Bee image: Sam Droege and the USGS Bee Inventory & Monitoring Lab
Australian writer and doctor Leah Kaminsky asked me to be involved in a game of online tag. Her friend Sophfronia Scott from the Vermont College of Fine Arts initiated the game. It goes like this: a tagged writer answers four questions then names another writer who answers the same four questions, names/tags another and etc. Which is fun to write. But what’s in it for you? Well, if you’re like me you enjoy learning how other people work and why they write. Maybe we’ll find some common ground…or you’ll pinch this idea and use it for your own purposes. Feel free.
Mostly I said yes because Leah is awesome. And I’m humbled she calls me a writer even though in my heart I don’t think I can do so until I’ve published a book.
Here are my answers:
1. What am I working on?
Figuring out how to make a good living. I love to write but so far it’s not the most lucrative job I’ve had. Which is partly The State of the World, partly my choice. If I wanted only to make money I’d be applying for inhouse copywriting jobs at IBM or NAB. I’ve had one of those inhouse writing jobs and while it paid okay it consumed all of my writing mind and energy, and anything worthwhile I wanted to create was dead in the water. As a freelancer I write for great people, and about things I’m interested in. That part is fabulous. The money part, not so much.
I’m also working on a second fiction manuscript. My first manuscript hasn’t been published yet but was recently named a finalist in the 2014 PEN Bellwether Prize, which was better than a kick in the teeth. Like, much better.
2. How does my work differ from others of its genre?
I don’t have a genre. I have no idea what I’m doing. The fact I haven’t found a home for my manuscript suggests I should address this question and try to fit in better. I write what I want to say, whether it’s in a blog post, an article, a manuscript, without thinking at all about where it belongs genre/conversation/industry-wise. Bull-in-a-china-shop writing is what I do. Is that a genre?
3. Why do I write what I do?
It’s a way to talk to people. When I write for The Daily Beast about what’s happening to the Great Barrier Reef, or for the Wheeler Centre about persistence, or write a review of a book I love, I’m talking about things I hope other people might find interesting/intriguing/funny/useful. And when I read, I’m listening. Writing can be a form of collective conversation, a sharing of thoughts, a way to connect with like minds, to understand other points of view… I write to be part of that flow of words – words that carry ideas and emotions and stories – from person to person.
4. How does my writing process work?
Well, I don’t have a process, but here are some things I’ve learned in the past few years:
- If I want to get any writing done I stay off the internet and work on paper. Writing in pen can feel unfamiliar, even like you’re faking ‘real’ work (since, surely, that involves a computer), and it’s shocking to realise there’s nowhere to click when the writing gets hard or frustrating, when you start to annoy and bore yourself. But if you write on paper you get more done, better and freer words come. And all that crossing out and doodling is part of finding the right words.
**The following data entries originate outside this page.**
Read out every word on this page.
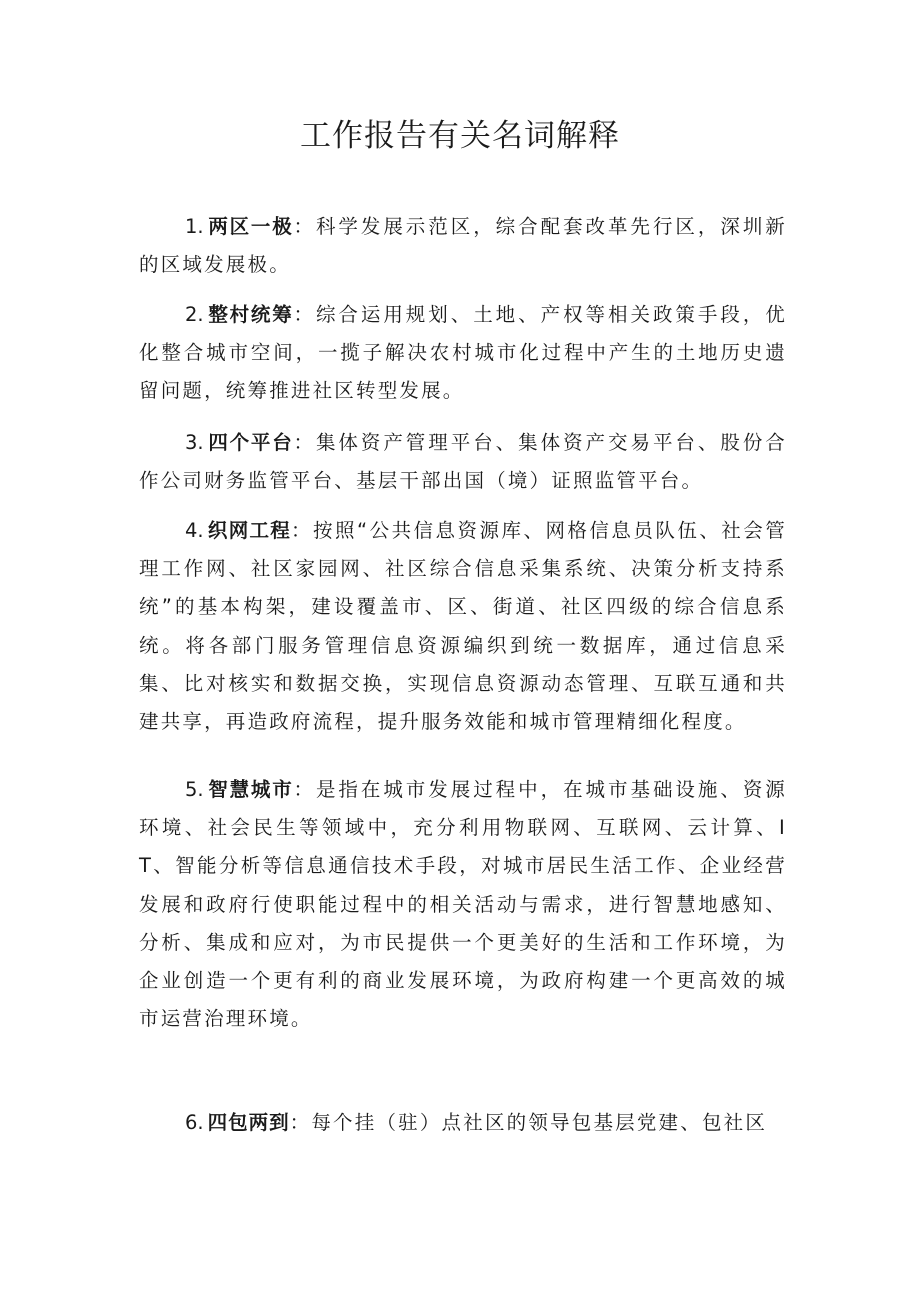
工作报告有关名词解释

1. 两区一极：科学发展示范区，综合配套改革先行区，深圳新的区域发展极。

2. 整村统筹：综合运用规划、土地、产权等相关政策手段，优化整合城市空间，一揽子解决农村城市化过程中产生的土地历史遗留问题，统筹推进社区转型发展。

3. 四个平台：集体资产管理平台、集体资产交易平台、股份合作公司财务监管平台、基层干部出国（境）证照监管平台。

4. 织网工程：按照“公共信息资源库、网格信息员队伍、社会管理工作网、社区家园网、社区综合信息采集系统、决策分析支持系统”的基本构架，建设覆盖市、区、街道、社区四级的综合信息系统。将各部门服务管理信息资源编织到统一数据库，通过信息采集、比对核实和数据交换，实现信息资源动态管理、互联互通和共建共享，再造政府流程，提升服务效能和城市管理精细化程度。

5. 智慧城市：是指在城市发展过程中，在城市基础设施、资源环境、社会民生等领域中，充分利用物联网、互联网、云计算、IT、智能分析等信息通信技术手段，对城市居民生活工作、企业经营发展和政府行使职能过程中的相关活动与需求，进行智慧地感知、分析、集成和应对，为市民提供一个更美好的生活和工作环境，为企业创造一个更有利的商业发展环境，为政府构建一个更高效的城市运营治理环境。

6. 四包两到：每个挂（驻）点社区的领导包基层党建、包社区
- Everyone has a different ‘best time of day’. Writing manuals say to write first thing in the morning. But that’s not always possible. And I’ve tried doing that but my brain is in a fog in the early hours – not a fog from which creative ideas pour, just fuzzy dumb air. I write better in the afternoon. But I do believe that waking early, exercising, scribbling a plan or list before other people are awake is a good way to ensure a productive day. If the morning is a muddle it can take hours to recover and figure out exactly you want to achieve before the next day ticks over. I’ve lost whole days because of bad mornings.
- Trust your own mind’s rhythm. Some people like to write a thousand words a day, every day. Some people like to write only when they get an unbidden impulse to do so and then write until the flame burns out. I have stints of methodical daily writing, and I’m calm, the words come easily, I stay in the story (I’m talking fiction writing here, not articles), then I drop the ball. Life interferes. The phone rings. Something falls apart in the house. Kids get sick. Days pass with no writing. I get cranky. Then I feel a need to write down an idea and hundreds/thousands of words later I stop, surprised and spent. I think that people who are highly productive and successful do have a strict routine – one that makes daily writing a priority. I strive for that but so far…I’m juggling the expected and unexpected, the desired and the inevitable, fiction and fact.
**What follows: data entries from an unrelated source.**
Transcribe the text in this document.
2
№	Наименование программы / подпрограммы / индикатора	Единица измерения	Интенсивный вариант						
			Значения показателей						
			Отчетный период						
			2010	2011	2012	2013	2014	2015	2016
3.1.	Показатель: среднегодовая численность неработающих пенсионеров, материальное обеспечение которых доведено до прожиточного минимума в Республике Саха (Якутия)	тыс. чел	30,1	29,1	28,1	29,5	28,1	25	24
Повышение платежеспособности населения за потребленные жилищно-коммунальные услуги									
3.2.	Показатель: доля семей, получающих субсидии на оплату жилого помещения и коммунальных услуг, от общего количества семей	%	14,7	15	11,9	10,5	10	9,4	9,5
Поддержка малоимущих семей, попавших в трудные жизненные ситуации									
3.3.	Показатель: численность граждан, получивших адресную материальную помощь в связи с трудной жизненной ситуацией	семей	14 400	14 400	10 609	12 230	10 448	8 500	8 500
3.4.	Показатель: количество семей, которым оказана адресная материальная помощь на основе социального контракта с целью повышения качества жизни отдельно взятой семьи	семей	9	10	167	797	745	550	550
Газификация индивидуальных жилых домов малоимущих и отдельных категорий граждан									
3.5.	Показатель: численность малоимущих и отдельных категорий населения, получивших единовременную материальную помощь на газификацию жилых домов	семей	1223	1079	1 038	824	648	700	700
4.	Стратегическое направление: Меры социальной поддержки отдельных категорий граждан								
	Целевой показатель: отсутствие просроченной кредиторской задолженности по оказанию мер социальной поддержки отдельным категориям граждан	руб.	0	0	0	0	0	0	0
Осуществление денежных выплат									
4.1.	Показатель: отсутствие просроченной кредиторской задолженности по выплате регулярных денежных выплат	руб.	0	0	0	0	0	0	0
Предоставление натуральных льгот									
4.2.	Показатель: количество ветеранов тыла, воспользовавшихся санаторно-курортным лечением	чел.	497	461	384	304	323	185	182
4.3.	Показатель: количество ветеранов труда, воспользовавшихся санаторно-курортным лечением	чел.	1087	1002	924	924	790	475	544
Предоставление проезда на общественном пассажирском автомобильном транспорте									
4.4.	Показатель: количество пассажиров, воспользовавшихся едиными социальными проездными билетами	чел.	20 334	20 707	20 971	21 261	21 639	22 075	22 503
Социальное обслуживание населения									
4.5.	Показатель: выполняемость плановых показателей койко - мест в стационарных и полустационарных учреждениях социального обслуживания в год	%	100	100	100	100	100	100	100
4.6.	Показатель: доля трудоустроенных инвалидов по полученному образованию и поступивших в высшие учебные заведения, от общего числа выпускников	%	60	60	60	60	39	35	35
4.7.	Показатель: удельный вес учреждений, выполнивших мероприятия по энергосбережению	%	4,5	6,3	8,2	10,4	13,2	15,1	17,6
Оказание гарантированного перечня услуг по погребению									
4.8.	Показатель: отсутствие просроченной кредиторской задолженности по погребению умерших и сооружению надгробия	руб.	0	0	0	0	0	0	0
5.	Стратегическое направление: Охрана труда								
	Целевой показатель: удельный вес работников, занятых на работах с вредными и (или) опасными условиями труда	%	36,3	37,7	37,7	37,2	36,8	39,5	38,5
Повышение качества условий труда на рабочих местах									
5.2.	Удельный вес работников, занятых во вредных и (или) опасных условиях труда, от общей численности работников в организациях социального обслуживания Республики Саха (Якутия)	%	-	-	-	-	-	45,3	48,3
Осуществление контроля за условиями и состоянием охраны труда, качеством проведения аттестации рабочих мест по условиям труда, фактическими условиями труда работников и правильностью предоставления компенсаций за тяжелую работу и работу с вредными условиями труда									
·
- When you’re in a good writing flow, try not to feel guilty for ignoring emails, telling friends you can’t catch up, cutting short the dog walk. Anything that can wait should be made to wait. It’s so easy to put everything else first and then realise it’s June already.
If you’d like to read more insightful things about writing process (and more) I recommend Dani Shapiro’s book Still Writing. Ignore the cover – it suggests twee, cutesy advice from a ‘lady’ writer who likes cupcakes, but it’s nothing of the sort. Shapiro has published fiction, nonfiction and journalism and has advice on craft, structuring work, drafting and revising, the psychology of dealing with rejection and success. It’s a great book with a terrible cover.
Passing the baton
I’d like to introduce you the next writer and will as soon as I hear back from her!